Cavalera Conspiracy: Inflikted

By Team JamBase Jun 4, 2008 11:57 am PDT

By: Dennis Cook

Whisper the name Sepultura in some circles and you’ll get hushed reverie and wide-eyed fan boy lust. Brazil’s finest metal export snatched the “Catastrophically Metal” crown from Venom in the mid ’80s and didn’t relinquish it until the departure of lead singer and founding member Max Cavalera in 1996, when he formed Soulfly. For many in the Sepularmy , there’s been a longing for Max to reunite with his sibling Igor Cavalera, who continues to drum in Sepultura. The hour has finally arrived with the heavy, heavy monster sound of Cavalera Conspiracy.

Coming on like a robot being microwaved and then crushed by Hulk hands during a final outcry of ones & zeroes, Inflikted (Roadrunner) has some of the crunk-groove of Rage Against The Machine, spitting raspy vitriol over surprisingly slinky music. This expands on Sepultura’s boulder pulverizing ethos with something approaching funk. It’s an ugly, chrome plated kind of funk but properly oiled you could dance to it. Cavalera Conspiracy is also pretty heady in tiny pockets within the generally rough terrain – a dub shiver here, a prog rock soliloquy there, a few seconds of stuttering digital manipulation over there or the full-blown cosmic jam epilogue on “Bloodbrawl.” Where Sepultura works well with hard spirits (say raisin wine fermented in a prison toilet tank), the Conspiracy makes you want to roll a number and linger a spell in their thick, fast flowing sound stream.
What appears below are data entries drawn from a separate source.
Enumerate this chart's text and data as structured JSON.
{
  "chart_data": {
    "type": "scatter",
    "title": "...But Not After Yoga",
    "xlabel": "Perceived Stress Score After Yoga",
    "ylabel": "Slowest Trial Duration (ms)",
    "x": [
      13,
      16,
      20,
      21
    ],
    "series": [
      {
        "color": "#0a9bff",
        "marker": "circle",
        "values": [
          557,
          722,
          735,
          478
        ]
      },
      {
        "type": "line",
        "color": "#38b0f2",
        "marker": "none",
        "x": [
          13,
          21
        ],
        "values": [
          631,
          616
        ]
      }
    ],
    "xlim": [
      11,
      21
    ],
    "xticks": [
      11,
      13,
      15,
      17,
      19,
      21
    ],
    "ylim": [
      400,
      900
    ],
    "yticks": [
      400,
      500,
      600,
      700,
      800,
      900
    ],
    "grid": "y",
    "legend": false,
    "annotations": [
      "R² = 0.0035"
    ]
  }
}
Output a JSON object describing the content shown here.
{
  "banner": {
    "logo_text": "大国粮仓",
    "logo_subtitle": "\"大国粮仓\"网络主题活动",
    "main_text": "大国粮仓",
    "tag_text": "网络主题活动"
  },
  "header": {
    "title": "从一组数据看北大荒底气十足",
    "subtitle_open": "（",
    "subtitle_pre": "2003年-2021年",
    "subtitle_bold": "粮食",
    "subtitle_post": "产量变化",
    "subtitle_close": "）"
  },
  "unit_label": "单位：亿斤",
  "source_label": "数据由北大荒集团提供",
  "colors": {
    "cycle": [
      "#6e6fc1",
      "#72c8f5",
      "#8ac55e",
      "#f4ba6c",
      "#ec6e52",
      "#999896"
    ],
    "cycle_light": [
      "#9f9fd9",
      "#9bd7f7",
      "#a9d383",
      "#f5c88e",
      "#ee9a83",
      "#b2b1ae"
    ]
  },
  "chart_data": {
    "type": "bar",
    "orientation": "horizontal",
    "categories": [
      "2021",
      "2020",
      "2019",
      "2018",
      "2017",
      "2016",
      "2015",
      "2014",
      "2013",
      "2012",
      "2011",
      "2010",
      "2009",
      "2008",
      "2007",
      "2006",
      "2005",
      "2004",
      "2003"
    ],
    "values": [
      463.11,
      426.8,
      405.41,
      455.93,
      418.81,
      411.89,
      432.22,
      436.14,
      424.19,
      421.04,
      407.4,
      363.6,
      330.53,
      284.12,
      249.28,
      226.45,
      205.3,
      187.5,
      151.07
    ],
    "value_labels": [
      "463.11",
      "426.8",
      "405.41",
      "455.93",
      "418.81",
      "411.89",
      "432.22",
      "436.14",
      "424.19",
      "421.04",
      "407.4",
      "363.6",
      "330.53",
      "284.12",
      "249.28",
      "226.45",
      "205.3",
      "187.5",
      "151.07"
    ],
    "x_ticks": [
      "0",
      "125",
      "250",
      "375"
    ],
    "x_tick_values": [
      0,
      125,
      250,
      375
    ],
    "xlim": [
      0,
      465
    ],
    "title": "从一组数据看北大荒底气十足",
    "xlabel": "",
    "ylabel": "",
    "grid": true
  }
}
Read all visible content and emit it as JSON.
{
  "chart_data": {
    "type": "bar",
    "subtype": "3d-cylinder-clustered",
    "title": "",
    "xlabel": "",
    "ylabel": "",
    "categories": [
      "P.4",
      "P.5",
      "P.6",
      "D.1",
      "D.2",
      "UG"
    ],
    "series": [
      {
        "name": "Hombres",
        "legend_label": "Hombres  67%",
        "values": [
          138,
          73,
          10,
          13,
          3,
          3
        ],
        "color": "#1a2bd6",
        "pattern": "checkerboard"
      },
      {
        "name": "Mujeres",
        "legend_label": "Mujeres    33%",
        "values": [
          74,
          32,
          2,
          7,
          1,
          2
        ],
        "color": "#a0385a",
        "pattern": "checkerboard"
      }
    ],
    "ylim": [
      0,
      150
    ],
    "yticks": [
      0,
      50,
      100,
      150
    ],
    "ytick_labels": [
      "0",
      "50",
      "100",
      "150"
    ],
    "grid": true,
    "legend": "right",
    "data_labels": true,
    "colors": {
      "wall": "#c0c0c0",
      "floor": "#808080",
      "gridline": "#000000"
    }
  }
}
It takes a pair to yell things like “Whatever you are/ We’re against it” and “I am burning lava!” Max C. has MASSIVE stones and he’s rarely roared with greater artistry. It’s not just shouting, which casual dismissers of the genre often assume. The spoken and more traditionally sung parts work as punctuation, giving cadence to what is an undeniably angry overtone. The music matches him line for line, Max’s rhythm guitar, Igor’s double pedal drums, guitarist Marc Rizzo (Soulfly) and bassist Joe Duplantier (Gojira) shaking with headlong force, smearing pretty notes in the midst of the shrapnel barrage, steering left with tribal drum breaks and finely etched solos before returning to the main themes with increased toughness. Inflikted serves notice of a great new metal band’s arrival. Lovers of the hard stuff rejoice.